File No. 765.003/7.
The American Ambassador to the Secretary of State.
Rome, October 30, 1912.
Sir: For some time past local newspapers have been giving currency to statements as to the recognition of Italian sovereignty over Tripoli and Cyrenaica.
Visiting the Foreign Office today, the Vice Minister for Foreign Affairs, Prince di Scalea, made reference to the matter and remarked upon the method with which the subject had been dealt with by our Government.
He then read to me a despatch from the Italian Ambassador in Washington detailing a late visit to the Department of State. He wrote that his conversation was with Mr. Adee and that he had [Page 609] broached the subject of the late treaty with Turkey, as to Italy’s sovereignty over the territories in question, and that he hoped for action by the United States similar to that taken by other powers.

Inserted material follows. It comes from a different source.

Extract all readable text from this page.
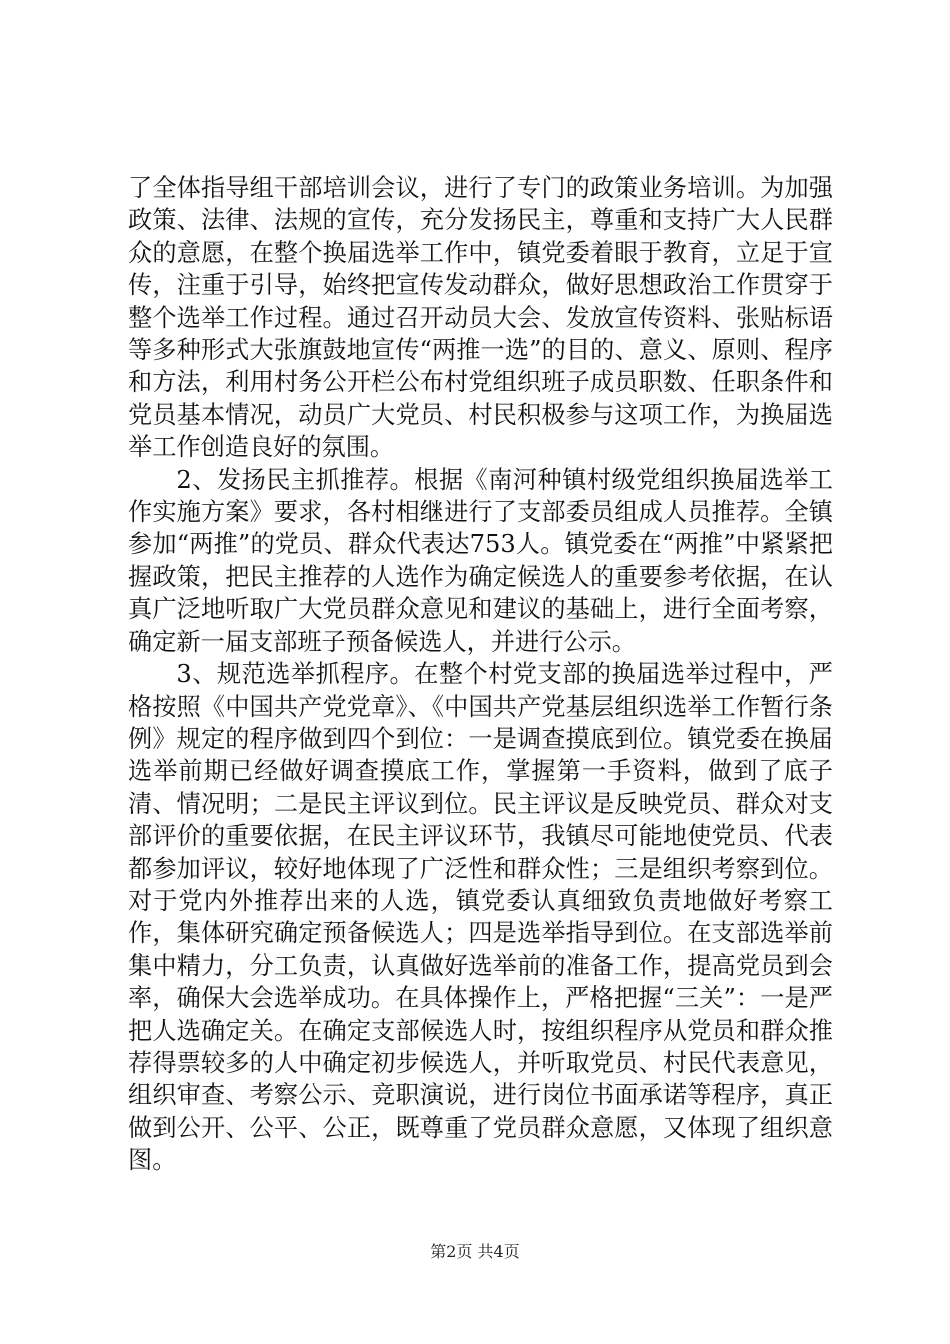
了全体指导组干部培训会议，进行了专门的政策业务培训。为加强政策、法律、法规的宣传，充分发扬民主，尊重和支持广大人民群众的意愿，在整个换届选举工作中，镇党委着眼于教育，立足于宣传，注重于引导，始终把宣传发动群众，做好思想政治工作贯穿于整个选举工作过程。通过召开动员大会、发放宣传资料、张贴标语等多种形式大张旗鼓地宣传“两推一选”的目的、意义、原则、程序和方法，利用村务公开栏公布村党组织班子成员职数、任职条件和党员基本情况，动员广大党员、村民积极参与这项工作，为换届选举工作创造良好的氛围。

2、发扬民主抓推荐。根据《南河种镇村级党组织换届选举工作实施方案》要求，各村相继进行了支部委员组成人员推荐。全镇参加“两推”的党员、群众代表达753人。镇党委在“两推”中紧紧把握政策，把民主推荐的人选作为确定候选人的重要参考依据，在认真广泛地听取广大党员群众意见和建议的基础上，进行全面考察，确定新一届支部班子预备候选人，并进行公示。

3、规范选举抓程序。在整个村党支部的换届选举过程中，严格按照《中国共产党党章》、《中国共产党基层组织选举工作暂行条例》规定的程序做到四个到位：一是调查摸底到位。镇党委在换届选举前期已经做好调查摸底工作，掌握第一手资料，做到了底子清、情况明；二是民主评议到位。民主评议是反映党员、群众对支部评价的重要依据，在民主评议环节，我镇尽可能地使党员、代表都参加评议，较好地体现了广泛性和群众性；三是组织考察到位。对于党内外推荐出来的人选，镇党委认真细致负责地做好考察工作，集体研究确定预备候选人；四是选举指导到位。在支部选举前集中精力，分工负责，认真做好选举前的准备工作，提高党员到会率，确保大会选举成功。在具体操作上，严格把握“三关”：一是严把人选确定关。在确定支部候选人时，按组织程序从党员和群众推荐得票较多的人中确定初步候选人，并听取党员、村民代表意见，组织审查、考察公示、竞职演说，进行岗位书面承诺等程序，真正做到公开、公平、公正，既尊重了党员群众意愿，又体现了组织意图。

第2页 共4页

Continuing, the Ambassador added that Mr. Adee replied that it was not the custom of his Government to proceed in that manner, especially with regard to affairs European; that when the United States took over the Philippine Islands and Porto Rico, foreign governments were not asked for their acquiescence nor for their recognition, and none was given. He said of course the United States Government was fully aware of what had taken place and as to the effect of the late treaty, and while it had no objection at all to the attitude of Italy, nevertheless an explicit form of recognition must not be expected.
It should be added that Prince di Scalea did not criticise our method but, on the other hand, seemed to treat the matter as the practical equivalent of what had been done in a more pronounced manner by other nations.
It is assumed that our Consul at Tripoli has been advised.